Чем отвлеченнее была точка зрения Чернышевского в вопросах социализма, тем легче ему было отвлекаться от индивидуальных особенностей каждой данной социалистической системы и беспристрастно защищать только то, что составляло, по его мнению, общую душу всех этих систем, т. е. отвлеченные положения вроде того, что наука должна заботиться об интересах трудящейся массы, а не об интересах людей, эксплуатирующих эту массу и т. п. И тем естественнее было для него, нисколько не противореча себе, излагать, под видом своего собственного плана общественного переустройства, план того или другою, более или менее случайно выбранного социалиста-утописта. Так, например, в статье "Капитал и труд" он изложил план Луи Блана, придав своему изложению, — как этого и надо было ожидать, — до последней степени отвлеченный характер [24]. А в другом месте он поясняет, почему ему вздумалось взять в пример тогда Лун Блана. Он говорит: "мы хотели только сказать, что по особенному историческому случаю его мысли приобрели историческую важность, которой иначе бы и не имели, потому что оригинального в них мало" [25]. Таким образом "собственным" планом Чернышевского на самом деле вовсе не был план Луи Блана. При других обстоятельствах он назвал бы своим собственным планом план какого-нибудь другого социалиста. Ему, как уже сказано, важно было бы не то, что составляло особенность того или другого из этих планов, а то, что составляло основу, общую им всем: отрицательное отношение к существующему экономическому порядку и убеждение в том, что возможен экономический строй, основанный на союзном, товарищеском труде работников. Эти основные черты, общие всем социалистическим системам, он горячо отстаивал в спорах с экономистами "отсталой школы", о которых он говорил, что каждый из них "скорее согласится пойти в негры и всех своих соотечественников тоже отдать в негры", нежели сказать, что в том или другом социалистическом плане нет ничего слишком дурного или неудобоисполнимого. К этому можно прибавить, правда, что по характеру своего ума, преобладающей чертой которого являлась рассудочность, он более склонен был сочувствовать тем из великих основателей социалистических систем, которые меньше поддавались увлечениям фантазии. Так, например, Роберт Оуэн был, несомненно, ближе к нему, нежели Фурье.
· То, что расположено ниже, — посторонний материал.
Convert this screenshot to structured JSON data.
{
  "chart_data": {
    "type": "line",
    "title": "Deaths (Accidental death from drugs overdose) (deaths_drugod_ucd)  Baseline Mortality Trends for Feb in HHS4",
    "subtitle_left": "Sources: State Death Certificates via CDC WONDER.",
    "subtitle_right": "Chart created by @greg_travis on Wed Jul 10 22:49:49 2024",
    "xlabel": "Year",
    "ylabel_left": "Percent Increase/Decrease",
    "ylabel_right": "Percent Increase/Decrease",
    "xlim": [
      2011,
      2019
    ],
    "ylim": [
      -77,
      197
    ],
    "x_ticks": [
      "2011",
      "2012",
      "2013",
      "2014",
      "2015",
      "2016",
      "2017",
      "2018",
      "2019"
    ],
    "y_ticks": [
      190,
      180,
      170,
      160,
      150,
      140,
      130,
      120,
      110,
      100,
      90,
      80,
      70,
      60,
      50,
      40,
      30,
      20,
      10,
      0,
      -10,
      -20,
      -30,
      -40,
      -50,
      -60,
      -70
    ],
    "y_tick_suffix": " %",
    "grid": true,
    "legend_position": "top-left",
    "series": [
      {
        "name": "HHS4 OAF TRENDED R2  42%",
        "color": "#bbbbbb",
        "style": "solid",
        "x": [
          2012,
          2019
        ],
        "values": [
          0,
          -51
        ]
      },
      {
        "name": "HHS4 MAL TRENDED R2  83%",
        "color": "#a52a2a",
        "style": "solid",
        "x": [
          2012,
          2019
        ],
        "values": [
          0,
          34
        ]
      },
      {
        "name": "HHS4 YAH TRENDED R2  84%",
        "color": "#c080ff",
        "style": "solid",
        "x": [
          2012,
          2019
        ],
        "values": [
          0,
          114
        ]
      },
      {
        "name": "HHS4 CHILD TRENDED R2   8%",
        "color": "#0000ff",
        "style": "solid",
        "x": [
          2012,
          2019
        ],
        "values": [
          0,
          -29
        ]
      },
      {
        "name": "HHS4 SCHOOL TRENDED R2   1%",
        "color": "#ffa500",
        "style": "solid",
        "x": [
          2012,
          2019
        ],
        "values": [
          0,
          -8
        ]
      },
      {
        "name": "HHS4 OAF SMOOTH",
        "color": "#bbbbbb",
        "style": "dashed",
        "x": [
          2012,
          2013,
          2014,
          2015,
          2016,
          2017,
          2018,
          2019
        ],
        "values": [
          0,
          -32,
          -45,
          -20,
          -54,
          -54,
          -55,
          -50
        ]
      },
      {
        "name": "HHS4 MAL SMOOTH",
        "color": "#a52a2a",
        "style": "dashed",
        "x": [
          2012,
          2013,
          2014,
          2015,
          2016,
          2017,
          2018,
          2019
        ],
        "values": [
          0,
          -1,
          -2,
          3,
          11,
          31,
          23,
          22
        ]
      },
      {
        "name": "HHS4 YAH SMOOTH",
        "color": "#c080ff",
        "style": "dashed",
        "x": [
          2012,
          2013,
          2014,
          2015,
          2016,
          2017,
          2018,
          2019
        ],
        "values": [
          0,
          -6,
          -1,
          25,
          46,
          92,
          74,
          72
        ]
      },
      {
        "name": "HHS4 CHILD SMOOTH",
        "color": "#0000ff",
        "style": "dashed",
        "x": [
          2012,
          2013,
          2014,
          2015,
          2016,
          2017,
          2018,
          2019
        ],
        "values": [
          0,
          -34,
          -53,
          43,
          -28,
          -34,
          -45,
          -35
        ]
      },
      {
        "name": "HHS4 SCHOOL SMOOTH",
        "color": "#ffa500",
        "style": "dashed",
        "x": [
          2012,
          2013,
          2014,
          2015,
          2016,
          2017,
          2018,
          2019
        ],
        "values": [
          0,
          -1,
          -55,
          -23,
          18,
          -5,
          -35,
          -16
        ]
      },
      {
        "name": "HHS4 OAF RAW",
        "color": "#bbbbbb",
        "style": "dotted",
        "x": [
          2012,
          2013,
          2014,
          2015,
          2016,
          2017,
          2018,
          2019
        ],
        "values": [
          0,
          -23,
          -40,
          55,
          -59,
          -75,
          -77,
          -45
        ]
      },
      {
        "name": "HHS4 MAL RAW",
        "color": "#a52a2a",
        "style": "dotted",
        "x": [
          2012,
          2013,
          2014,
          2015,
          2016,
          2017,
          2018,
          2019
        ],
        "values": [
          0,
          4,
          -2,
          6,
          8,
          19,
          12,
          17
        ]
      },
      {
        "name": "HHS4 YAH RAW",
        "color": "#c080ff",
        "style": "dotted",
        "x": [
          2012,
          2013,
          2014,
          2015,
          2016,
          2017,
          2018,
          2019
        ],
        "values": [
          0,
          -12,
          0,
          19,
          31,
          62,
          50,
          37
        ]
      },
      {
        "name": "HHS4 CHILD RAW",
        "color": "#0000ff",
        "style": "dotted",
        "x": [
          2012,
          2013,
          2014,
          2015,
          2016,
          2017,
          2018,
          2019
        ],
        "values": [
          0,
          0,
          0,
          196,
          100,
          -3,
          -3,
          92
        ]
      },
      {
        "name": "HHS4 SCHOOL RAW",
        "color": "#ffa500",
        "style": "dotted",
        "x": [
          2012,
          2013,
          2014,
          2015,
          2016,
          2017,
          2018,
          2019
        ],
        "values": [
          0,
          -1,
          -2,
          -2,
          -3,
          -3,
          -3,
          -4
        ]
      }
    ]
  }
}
Спешим, однако, заметить, что, несмотря на отвлеченный характер своей социалистической мысли, Чернышевский при своем трезвом уме и при своем всегдашнем стремлении к практической деятельности, не мог принадлежать к числу тех утопистов, которые требуют, чтобы человечество целиком приняло их утопии, и считают бесплодными или даже вредными все частные экономические реформы. Таковы, например, анархисты. Чернышевский едко смеется над подобными фантазерами. "Во имя высших идеалов отвергать какое-нибудь, хотя бы и не вполне совершенное улучшение действительности — значит слишком уже идеализировать и потешаться бесплодными теориями". По его мнению, у людей, склонных к таким потехам, "дело кончается большей частью тем, что после напряженных усилий подняться до своего идеала, они опускаются так, что уже вовсе не имеют пред собою никакого идеала". Это уже не в бровь, а прямо в глаз анархистам, да, если говорить правду, и не одним анархистам…
После всего сказанного понятно, что программа желательных для Чернышевского частных реформ не могла отличаться определенностью: она до такой степени зависела в его представлении от переменчивых условий времени и места, что по необходимости лишена была той тесной и органической связи с конечною целью, какую мы наблюдаем в программах современных нам рабочих партий Запада. В общем можно, однако, сказать, что так как идеалом Чернышевского был товарищеский труд производителей, то он готов был поддерживать все, и чем видел малейший намек на принцип ассоциации. Устройством ассоциации занимается и героиня его романа "Что делать?", Вера Павловна, которую Лопухов горячо хвалит за это: "мы все говорим и ничего не делаем. А ты позже нас всех стала думать об этом, и раньше всех решилась приняться за дело" [26].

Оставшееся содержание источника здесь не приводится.